WNT10A Plays an Oncogenic Role in Renal Cell Carcinoma by Activating WNT/ß-catenin Pathway
Published: Friday, October 19, 2012
Author: Ren-Jun Hsu et al.

by Ren-Jun Hsu, Jar-Yi Ho, Tai-Lung Cha, Dah-Shyong Yu, Chieh-Lin Wu, Wei-Ping Huang, Pauling Chu, Ying-Hsin Chen, Jiann-Torng Chen, Cheng-Ping Yu

Renal cell carcinoma (RCC) is a malignancy with poor prognosis. WNT/ß-catenin signaling dysregulation, especially ß-catenin overactivation and WNT antagonist silencing, is associated with RCC carcinogenesis and progression. However, the role of WNT ligands in RCC has not yet been determined. We screened 19 WNT ligands from normal kidney and RCC cell lines and tissues and found that WNT10A was significantly increased in RCC cell lines and tissues as compared to that in normal controls. The clinical significance of increase in WNT10A was evaluated by performing an immunohistochemical association study in a 19-year follow-up cohort comprising 284 RCC and 267 benign renal disease (BRD) patients. The results of this study showed that WNT10A was dramatically upregulated in RCC tissues as compared to that in BRD tissues.

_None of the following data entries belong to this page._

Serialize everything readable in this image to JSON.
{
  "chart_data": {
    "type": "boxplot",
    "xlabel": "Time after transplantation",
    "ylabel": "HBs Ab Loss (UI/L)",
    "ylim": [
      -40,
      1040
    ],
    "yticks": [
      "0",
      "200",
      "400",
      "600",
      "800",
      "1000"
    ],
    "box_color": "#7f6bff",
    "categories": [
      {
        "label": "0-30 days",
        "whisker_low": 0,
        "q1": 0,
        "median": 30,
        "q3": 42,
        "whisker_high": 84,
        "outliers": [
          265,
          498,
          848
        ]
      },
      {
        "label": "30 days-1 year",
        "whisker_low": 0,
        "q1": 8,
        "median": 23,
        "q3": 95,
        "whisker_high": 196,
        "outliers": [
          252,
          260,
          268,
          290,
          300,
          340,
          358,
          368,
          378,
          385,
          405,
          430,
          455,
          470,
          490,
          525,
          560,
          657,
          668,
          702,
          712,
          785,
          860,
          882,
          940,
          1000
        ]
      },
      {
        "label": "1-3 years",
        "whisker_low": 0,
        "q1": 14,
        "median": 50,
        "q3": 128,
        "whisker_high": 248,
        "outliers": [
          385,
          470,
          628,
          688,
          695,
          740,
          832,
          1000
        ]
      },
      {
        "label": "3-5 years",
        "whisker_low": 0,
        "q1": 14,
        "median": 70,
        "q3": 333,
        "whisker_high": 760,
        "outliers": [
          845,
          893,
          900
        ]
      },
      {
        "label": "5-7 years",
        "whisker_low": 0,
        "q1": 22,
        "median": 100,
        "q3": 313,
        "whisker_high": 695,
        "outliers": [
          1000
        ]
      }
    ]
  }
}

This result suggests that WNT10A, nuclear ß-catenin, and nuclear cyclin D1 act as independent risk factors for RCC carcinogenesis and progression, with accumulative risk effects. Molecular validation of cell line models with gain- or loss-of-function designs showed that forced WNT10A expression induced RCC cell proliferation and aggressiveness, including higher chemoresistance, cell migration, invasiveness, and cell transformation, due to the activation of ß-catenin-dependent signaling. Conversely, WNT10A siRNA knockdown decreased cell proliferation and aggressiveness of RCC cells. In conclusion, we showed that WNT10A acts as an autocrine oncogene both in RCC carcinogenesis and progression by activating WNT/ß-catenin signaling.